Failure to Implement Safety Measures During Resident Transfers and Cares
Penalty
Summary
The facility failed to implement adequate safety measures and supervision during resident care and transfers, resulting in falls for three residents. One resident with a history of hemiplegia, muscle weakness, and prior falls was being assisted off the toilet by a CNA without the use of a gait belt. During the transfer, the resident lost balance and fell, sustaining a fractured left humerus. The CNA reported not being trained to use a gait belt with this resident and instead sometimes used the waistband of the resident's pants for support.
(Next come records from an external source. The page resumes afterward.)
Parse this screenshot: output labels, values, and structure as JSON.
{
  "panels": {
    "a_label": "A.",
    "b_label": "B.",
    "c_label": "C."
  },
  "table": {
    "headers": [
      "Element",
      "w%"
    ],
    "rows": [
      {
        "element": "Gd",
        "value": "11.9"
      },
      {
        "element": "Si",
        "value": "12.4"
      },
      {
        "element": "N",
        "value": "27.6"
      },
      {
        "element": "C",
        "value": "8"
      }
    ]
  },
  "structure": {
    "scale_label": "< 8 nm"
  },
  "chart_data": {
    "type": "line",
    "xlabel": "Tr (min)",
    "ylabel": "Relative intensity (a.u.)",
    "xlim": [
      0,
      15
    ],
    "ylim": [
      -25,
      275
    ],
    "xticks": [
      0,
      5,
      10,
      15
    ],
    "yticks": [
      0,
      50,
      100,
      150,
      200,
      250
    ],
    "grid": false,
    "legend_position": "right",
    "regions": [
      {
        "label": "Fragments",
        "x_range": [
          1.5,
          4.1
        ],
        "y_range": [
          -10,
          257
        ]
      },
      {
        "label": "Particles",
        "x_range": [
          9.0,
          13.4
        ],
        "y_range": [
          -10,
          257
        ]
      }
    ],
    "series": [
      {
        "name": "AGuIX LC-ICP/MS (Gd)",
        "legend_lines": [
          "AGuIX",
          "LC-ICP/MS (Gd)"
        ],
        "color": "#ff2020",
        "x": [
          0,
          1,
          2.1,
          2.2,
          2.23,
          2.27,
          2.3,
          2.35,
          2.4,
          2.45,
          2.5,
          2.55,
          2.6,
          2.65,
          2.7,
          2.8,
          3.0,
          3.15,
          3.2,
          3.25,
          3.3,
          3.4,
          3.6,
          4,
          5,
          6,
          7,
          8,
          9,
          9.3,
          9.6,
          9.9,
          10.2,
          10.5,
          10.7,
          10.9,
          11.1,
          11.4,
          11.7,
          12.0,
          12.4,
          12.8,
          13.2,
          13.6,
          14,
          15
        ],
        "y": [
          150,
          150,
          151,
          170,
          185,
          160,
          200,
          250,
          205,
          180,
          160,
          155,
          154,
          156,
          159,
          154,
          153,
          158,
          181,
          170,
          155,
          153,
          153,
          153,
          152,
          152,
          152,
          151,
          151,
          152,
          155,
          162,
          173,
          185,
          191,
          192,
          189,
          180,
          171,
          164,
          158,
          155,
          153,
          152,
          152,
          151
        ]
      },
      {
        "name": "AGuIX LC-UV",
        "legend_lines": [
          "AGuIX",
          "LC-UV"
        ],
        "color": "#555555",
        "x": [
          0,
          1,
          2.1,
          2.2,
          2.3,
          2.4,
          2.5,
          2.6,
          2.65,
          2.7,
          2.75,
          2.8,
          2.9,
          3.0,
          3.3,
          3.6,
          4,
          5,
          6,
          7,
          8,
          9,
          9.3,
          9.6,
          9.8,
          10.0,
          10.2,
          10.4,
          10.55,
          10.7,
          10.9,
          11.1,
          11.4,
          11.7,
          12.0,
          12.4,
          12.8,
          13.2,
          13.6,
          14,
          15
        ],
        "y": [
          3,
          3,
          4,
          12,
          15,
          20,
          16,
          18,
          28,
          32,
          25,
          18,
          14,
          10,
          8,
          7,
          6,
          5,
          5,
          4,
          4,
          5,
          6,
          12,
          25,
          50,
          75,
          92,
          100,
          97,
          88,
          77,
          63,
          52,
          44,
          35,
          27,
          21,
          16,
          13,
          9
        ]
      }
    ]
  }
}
The restorative nurse confirmed that gait belts were not previously required for this resident, despite variable strength due to medical conditions. Another resident with muscular dystrophy, poor trunk control, and high fall risk slid out of a shower chair while being pushed by a CNA. The seatbelt on the shower chair was not properly secured, as the CNA believed it was fastened but it had not clicked into place. The resident did not sustain injuries, but the incident was attributed to the unsecured seatbelt, as confirmed by documentation and staff interviews. A third resident with a traumatic brain injury, gait abnormalities, and dementia fell in the shower area while staff were assisting with dressing. The resident lost balance and slipped on a wet floor, which lacked anti-skid mats or strips. The CNA assisting the resident did not place a towel or any non-slip surface on the floor prior to the resident standing, and the resident was not wearing socks or shoes at the time of the fall. The resident sustained a superficial abrasion as a result.